Se tratará, según explicó Luis Manuel Peña, del Bloque Campesino Sur Sur, de una acción como parte de un plan de lucha para impedir que el CAC y CEA, sigan despojando a campesinos de las zona cañera de sus pequeños predios agrícolas que trabajan por mas de 90 años. Asimismo, para reclamar la liberación de su compañero Alcibíades Ogando Féliz, preso en la cárcel del Ejército de Neiba “por acusaciones ´falsas´ de parte del CAC”.

A Ogando se le imputa la destrucción de cañaverales y de otros supuestos desórdenes contra la propiedad de la empresa, según informó su abogado defensor José Cornielle.
Las razones del CAC
El CAC desarrolla un proceso convulsivo, apoyado por patrullas de militares, para despojar de sus tierras cultivadas a pequeños productores agrícolas de entre diez y 50 tareas en los alrededores de los cañaverales, según denunció el cosechero Ángel Medina, de Santa Bárbara El 6.

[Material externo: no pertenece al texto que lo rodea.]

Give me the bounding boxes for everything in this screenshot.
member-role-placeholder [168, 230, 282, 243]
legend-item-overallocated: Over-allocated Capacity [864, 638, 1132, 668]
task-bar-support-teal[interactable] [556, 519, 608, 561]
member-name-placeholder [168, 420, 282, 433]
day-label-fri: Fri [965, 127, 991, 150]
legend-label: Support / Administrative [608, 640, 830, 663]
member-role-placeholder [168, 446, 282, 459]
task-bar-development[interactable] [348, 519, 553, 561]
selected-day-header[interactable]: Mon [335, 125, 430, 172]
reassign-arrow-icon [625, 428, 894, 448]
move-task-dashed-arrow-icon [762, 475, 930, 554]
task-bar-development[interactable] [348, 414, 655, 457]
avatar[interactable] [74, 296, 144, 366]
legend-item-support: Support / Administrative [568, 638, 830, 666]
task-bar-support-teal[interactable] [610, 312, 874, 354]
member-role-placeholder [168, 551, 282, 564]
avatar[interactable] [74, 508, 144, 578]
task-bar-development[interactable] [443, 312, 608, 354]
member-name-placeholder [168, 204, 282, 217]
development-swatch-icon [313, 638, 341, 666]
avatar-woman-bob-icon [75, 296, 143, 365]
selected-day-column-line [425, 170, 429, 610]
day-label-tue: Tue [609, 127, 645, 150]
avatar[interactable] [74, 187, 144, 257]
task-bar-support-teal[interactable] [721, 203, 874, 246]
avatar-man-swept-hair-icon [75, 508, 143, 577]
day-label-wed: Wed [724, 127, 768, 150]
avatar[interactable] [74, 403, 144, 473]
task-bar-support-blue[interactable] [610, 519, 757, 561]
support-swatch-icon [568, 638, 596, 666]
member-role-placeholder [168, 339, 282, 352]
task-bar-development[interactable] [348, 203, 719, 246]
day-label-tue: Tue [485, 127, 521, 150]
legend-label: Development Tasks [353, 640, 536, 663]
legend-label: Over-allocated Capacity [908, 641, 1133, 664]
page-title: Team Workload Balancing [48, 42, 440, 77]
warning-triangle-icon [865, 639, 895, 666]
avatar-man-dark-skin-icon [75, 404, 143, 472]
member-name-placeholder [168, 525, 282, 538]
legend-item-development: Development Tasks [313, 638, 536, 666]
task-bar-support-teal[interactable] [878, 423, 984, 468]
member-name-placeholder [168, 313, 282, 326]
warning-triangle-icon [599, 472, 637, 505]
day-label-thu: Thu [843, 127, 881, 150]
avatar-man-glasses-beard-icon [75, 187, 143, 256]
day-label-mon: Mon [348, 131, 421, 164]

Se trata, según explicó el agrónomo Manuel Pérez Canario, de una práctica iniciada por ancestros de los actuales detentadores desde incluso 80 y 90 años atrás “y en torno a los cuales se consignó de manera oficial al momento del arrendamiento del Ingenio Barahona que esos terrenos les serán respetados a esas familias humildes”.
Varios de los dirigentes de organizaciones de productores, como el caso de Luis Manuel Peña, dijeron que los ejecutivos del CAC hacen sus mediciones sin consultar a los lugareños, establecen que se trata de prop

iedades de su área de concesión y conminan a los detentadores a aceptar el avalúo que realizan o, de lo contrario, demuelen los cultivos con máquinas pesadas y luego niegan todo tipo de recompensas.
De acuerdo con el economista Héctor Turbí, consultado en la comunidad de Batey 5, los ejecutivos de la empresa en una segunda adenda del contrato de operación del ingenio Barahona lograron que el gobierno les reconozca otras 100,000 tareas como parte de su área de concesión.

“Después, realizan mediciones que igualmente en coordinación con las autoridades, asumen como suyas pequeñas propiedades que los agricultores cultivan desde varias décadas atrás”, agregó Turbí, quien ha realizado varias investigaciones sobre las remuneraciones que obtiene el CAC con la explotación de las áreas fabril y agrícola del Ingenio Barahona.